The notion of the Desert haunted me for years as one of the central leitmotivs of the Western tradition, one of the crucial concepts structuring the European thought throughout the ages. The Desert is a sort of anti-world opposed to our own, a non-place opposed to places we inhabit. It is obviously a distant echo inscribed in monotheistic traditions, that come to us from real deserts, the space of crucial encounters with God that remains, haunting by its emptiness, even when God is no more. This is why the Desert appeared in the title of my book on Saramago in 2005. Between October 2013 and January 2014, I also led an experimental seminar under the title "The Desert: space of encounter" at the University of Warsaw. It accentuated the modern and post-modern perspective, with Flaubert, Nietzsche, Kafka, Deleuze. Nonetheless I tried to contextualize those modern visions of the Desert in a larger perspective, treating the notion as a constant recall of the origins, the auroral moments of Judaism, Christianity and Islam - the presence of beginnings constantly operating in our creative and intellectual becoming.

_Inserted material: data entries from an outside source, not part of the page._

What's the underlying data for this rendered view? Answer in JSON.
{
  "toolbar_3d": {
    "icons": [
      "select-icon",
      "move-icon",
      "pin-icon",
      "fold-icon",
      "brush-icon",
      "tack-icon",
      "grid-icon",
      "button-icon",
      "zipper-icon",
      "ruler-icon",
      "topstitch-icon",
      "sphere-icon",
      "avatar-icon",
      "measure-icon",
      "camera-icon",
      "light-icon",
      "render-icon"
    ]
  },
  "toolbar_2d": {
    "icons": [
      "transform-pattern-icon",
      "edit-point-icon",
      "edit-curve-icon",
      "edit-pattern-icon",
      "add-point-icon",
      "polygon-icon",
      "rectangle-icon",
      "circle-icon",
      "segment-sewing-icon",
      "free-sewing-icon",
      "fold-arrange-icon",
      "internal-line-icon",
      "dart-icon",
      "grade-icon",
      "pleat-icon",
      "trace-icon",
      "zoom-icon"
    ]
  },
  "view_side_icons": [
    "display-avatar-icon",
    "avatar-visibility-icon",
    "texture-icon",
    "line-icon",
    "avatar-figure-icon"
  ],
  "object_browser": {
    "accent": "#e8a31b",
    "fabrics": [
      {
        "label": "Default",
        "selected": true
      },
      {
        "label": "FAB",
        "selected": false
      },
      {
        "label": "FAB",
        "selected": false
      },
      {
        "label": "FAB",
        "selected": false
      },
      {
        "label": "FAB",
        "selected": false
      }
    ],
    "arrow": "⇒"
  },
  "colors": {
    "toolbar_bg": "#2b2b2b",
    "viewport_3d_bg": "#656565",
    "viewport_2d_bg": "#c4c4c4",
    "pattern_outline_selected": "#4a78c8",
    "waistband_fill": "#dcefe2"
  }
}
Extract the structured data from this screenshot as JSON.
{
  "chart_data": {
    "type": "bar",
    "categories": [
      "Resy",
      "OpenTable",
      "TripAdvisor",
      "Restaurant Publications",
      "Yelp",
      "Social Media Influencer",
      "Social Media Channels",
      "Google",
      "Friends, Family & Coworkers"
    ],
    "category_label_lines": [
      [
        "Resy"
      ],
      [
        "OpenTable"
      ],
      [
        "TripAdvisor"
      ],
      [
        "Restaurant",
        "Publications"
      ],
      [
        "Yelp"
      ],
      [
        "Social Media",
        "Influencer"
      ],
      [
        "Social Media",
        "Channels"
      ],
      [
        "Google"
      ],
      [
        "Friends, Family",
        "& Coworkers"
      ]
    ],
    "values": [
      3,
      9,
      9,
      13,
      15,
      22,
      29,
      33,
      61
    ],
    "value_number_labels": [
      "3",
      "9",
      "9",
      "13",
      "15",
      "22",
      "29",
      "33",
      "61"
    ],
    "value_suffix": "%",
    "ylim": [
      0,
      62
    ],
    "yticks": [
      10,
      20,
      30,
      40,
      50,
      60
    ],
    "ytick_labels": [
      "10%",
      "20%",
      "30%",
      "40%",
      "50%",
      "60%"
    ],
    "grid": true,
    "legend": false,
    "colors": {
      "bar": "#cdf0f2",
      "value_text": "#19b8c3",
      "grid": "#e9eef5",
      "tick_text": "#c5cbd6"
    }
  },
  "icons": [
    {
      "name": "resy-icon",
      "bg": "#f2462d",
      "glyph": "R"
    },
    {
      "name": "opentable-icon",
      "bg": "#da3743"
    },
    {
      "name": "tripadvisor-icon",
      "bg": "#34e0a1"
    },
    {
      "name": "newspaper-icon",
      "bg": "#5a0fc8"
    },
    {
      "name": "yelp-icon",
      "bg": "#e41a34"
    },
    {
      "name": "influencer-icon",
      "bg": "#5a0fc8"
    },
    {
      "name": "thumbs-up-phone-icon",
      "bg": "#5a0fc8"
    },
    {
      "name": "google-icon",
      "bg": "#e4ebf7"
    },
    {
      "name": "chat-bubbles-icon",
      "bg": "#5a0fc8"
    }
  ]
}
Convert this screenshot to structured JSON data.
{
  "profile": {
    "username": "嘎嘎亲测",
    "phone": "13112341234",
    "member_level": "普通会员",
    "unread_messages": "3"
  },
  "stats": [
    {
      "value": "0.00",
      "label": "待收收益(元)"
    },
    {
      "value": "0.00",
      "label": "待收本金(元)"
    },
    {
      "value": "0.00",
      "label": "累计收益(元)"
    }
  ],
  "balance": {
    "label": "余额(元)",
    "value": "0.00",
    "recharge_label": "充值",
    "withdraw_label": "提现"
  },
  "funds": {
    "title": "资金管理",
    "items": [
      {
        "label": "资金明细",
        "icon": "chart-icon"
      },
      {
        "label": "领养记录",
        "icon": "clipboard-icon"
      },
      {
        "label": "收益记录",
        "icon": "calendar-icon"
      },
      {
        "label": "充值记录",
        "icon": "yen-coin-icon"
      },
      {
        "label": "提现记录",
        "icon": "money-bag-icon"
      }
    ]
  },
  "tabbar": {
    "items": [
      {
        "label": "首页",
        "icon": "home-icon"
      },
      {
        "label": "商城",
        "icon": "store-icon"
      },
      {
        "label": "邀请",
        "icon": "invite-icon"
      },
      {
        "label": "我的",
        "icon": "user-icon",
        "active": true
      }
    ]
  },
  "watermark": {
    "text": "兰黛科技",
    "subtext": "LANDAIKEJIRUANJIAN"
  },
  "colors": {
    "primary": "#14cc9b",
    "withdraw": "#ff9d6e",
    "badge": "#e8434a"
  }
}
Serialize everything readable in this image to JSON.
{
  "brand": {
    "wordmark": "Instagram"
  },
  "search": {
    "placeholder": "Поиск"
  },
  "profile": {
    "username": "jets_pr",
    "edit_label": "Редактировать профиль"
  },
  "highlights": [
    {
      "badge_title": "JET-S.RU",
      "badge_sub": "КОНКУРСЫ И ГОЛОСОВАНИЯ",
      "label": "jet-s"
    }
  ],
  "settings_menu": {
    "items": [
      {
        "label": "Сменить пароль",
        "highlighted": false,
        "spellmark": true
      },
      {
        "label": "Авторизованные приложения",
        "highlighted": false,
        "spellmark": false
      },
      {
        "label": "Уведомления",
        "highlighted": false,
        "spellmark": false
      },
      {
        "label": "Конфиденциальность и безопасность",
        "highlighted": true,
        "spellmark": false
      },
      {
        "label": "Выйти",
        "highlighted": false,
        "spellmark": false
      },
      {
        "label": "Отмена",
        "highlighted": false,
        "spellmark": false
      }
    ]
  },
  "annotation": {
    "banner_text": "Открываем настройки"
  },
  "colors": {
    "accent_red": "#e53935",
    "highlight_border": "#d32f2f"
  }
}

The Desert represents the void, the empty space that is the primary condition of any creative endeavor. As opposed to the city, the Desert is free from human constructions; it opens thus the crucial opportunity of an encounter with what is radically non-human: with the divine - and all the monstrosity of the divine, revealed in the temptation of Saint Anthony. The temptation of Desert as a space of an anti-philosophical eroticism appears in Nietzsche. The opposition of the nomad and the city-dweller is productive in Kafka, and thus in Deleuze and Guattari. For Agata Bielik-Robson, the suspended existence bemidbar, between Egypt and the Promised Land becomes a parable of our time. For myself, the forgotten modality of anachoresis, the crucial "exit" towards the Desert, becomes a warrant of originality, the ever-lasting promise of an absolute beginning.
Certainly, the Desert is a metaphor pointing to whatever is primordial in our cultural constructs, to the foundations. But I strive for a personal experience of its silence, for my own anachoresis. This is how I could verify the precariousness of the Desert, the fragility of its silence. Its surface is covered by crisscrossing traces, signs of presence.
In Tunisia: noncultural vs cultural morphogenesis
The Desert has its own ways of emerging: the erosion transforming rocks into sand, the aeolian forces constantly shaping and reshaping the dunes. This is also how it regenerates its primordial condition, wipes off the signs of human presence. Yet the human is intrusive, its inscription constant. The Desert is covered with signs, traces, ruts. Enclosures are constantly created against its unyielding openness, establishing the starting distinction of the cultural: the inner and the outer.